Discussion: This is an exceptionally exciting drama, based on a play by two men who were prisoners in Stalag 17. Holden’s superb performance won a Best Actor Oscar , and the rest of the cast, some who were also in the Broadway play, is excellent. This movie provides a good opportunity to talk about the role of humor, especially “black” or “gallows” humor, in adapting to the harshest circumstances. A former Communist bloc comedian once said that every joke is a “tiny revolution.” Here, when all control over their lives is taken from them, the prisoners try to establish some sense of control with jokes and pranks, and again, we see that, as W.H. Auden said, “a laugh is less heartless than tears” (see “Sullivan’s Travels”).

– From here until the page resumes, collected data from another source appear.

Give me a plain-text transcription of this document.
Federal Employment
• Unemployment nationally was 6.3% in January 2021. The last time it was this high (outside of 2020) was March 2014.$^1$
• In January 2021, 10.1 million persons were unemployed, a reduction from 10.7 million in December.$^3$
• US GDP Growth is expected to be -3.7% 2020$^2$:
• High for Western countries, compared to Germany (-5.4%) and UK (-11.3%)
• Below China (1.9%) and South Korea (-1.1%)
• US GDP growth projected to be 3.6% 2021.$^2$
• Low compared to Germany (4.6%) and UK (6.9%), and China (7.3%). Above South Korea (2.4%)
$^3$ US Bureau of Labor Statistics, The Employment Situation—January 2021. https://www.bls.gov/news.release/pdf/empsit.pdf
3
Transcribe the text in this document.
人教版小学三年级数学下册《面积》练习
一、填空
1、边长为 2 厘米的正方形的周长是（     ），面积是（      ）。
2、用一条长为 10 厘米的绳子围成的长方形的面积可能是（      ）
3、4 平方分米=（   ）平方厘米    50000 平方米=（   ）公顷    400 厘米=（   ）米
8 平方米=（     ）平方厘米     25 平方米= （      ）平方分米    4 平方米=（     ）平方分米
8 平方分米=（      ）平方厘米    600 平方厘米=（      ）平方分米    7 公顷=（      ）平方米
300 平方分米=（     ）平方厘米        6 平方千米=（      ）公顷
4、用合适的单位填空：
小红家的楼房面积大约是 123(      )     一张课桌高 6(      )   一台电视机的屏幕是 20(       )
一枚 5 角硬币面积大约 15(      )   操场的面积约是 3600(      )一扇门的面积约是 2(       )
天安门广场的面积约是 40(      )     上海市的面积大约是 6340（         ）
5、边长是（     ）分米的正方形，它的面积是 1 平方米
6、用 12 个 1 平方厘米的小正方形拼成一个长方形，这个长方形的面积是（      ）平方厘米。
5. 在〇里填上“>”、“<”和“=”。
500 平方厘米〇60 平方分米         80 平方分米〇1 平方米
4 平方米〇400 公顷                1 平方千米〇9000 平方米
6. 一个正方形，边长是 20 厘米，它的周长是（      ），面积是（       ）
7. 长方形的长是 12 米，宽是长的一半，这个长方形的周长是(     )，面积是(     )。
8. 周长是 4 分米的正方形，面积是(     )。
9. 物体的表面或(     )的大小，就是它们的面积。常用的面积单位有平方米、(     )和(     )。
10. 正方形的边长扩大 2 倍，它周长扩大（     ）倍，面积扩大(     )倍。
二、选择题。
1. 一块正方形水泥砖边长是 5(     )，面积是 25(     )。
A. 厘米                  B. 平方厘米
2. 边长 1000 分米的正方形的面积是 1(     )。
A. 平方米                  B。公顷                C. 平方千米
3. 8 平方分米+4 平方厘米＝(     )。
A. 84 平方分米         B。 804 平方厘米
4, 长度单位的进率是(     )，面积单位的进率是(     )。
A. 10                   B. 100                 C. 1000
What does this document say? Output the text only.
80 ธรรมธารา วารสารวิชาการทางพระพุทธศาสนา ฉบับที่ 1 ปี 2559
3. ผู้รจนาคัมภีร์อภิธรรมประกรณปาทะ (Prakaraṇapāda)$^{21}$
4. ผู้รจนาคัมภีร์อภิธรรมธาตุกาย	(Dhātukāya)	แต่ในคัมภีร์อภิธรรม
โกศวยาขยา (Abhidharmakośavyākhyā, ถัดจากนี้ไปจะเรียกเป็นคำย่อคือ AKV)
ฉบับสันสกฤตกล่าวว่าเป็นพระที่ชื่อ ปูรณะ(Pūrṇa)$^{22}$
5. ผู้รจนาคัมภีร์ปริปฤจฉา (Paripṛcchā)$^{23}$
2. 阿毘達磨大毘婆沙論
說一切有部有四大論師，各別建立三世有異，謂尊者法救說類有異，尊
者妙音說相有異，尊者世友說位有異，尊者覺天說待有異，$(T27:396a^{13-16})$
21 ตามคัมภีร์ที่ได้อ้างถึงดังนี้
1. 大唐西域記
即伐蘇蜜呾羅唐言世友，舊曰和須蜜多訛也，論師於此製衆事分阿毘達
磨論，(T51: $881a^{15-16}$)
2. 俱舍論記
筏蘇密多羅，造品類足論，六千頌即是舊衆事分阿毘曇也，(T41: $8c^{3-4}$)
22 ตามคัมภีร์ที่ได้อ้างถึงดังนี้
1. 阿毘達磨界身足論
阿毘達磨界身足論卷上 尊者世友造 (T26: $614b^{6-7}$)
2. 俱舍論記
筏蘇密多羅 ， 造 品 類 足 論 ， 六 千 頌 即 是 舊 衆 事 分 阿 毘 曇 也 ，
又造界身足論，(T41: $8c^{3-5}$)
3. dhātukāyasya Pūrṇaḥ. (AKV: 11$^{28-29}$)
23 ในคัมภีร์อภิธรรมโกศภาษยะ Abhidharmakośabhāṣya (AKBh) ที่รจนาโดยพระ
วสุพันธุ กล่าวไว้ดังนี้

Examine the other strategies and responses the prisoners had to adapt to their circumstances. Sefton adapted by trying to make whatever small improvements to his life that he could, helping him to maintain some sense of power, choice, and control. Animal and Harry use dreams to help them feel better; also giving them a sense of control, even if it is only for the future. Joey plays an ocarina, and becomes completely withdrawn. Interestingly, the camp commandant, Von Sherbach (Otto Preminger), a ruthless man, is nevertheless shown as feeling his own loss of control, because he has been assigned to the backwater of the war effort. He hopes that identifying Dunbar as the one who blew up the train will bring him to the attention of those who may move him to something more prestigious.
Sefton is interesting (the narrator says he would fit into one of the Reader’s Digest series about the “most unforgettable character”) because he has none of the redeeming qualities we expect of our heroes. In contrast to Dunbar, who is rich, handsome, charming, unpretentious, modest, and brave, Sefton is selfish, cynical, and hostile. In his last words to the group as he leaves to rescue Dunbar, he says that if they should ever run into him after the war, to pretend they don’t know him. When he says he is motivated by the prospect of a reward, we believe him. Heroes are just as complicated as everyone else, possibly more so.
This movie also provides an opportunity to talk about justice and fairness. The evidence was very strongly against Sefton, and his unpleasant personality made him a natural object of hostility and suspicion. Contrast the process for finding Sefton guilty with the process the commandant uses to interrogate Dunbar (who was “guilty”).
Questions for Kids:
· Why did Sefton give his egg to Joey?
· Why was Sefton so consumed with his own comforts and privileges?
· Why did the others suspect Sefton?
· How did the prisoners use humor to keep their spirits up? How do the film-makers use humor to break the tension?
· How can there be “rules” like those of the Geneva convention in a war? How can those rules be enforced?
Connections: Other outstanding movies about prisoners of war include “The Great Escape.” “The Rack” stars Paul Newman as a soldier accused of treason following his release from a Korean prison camp.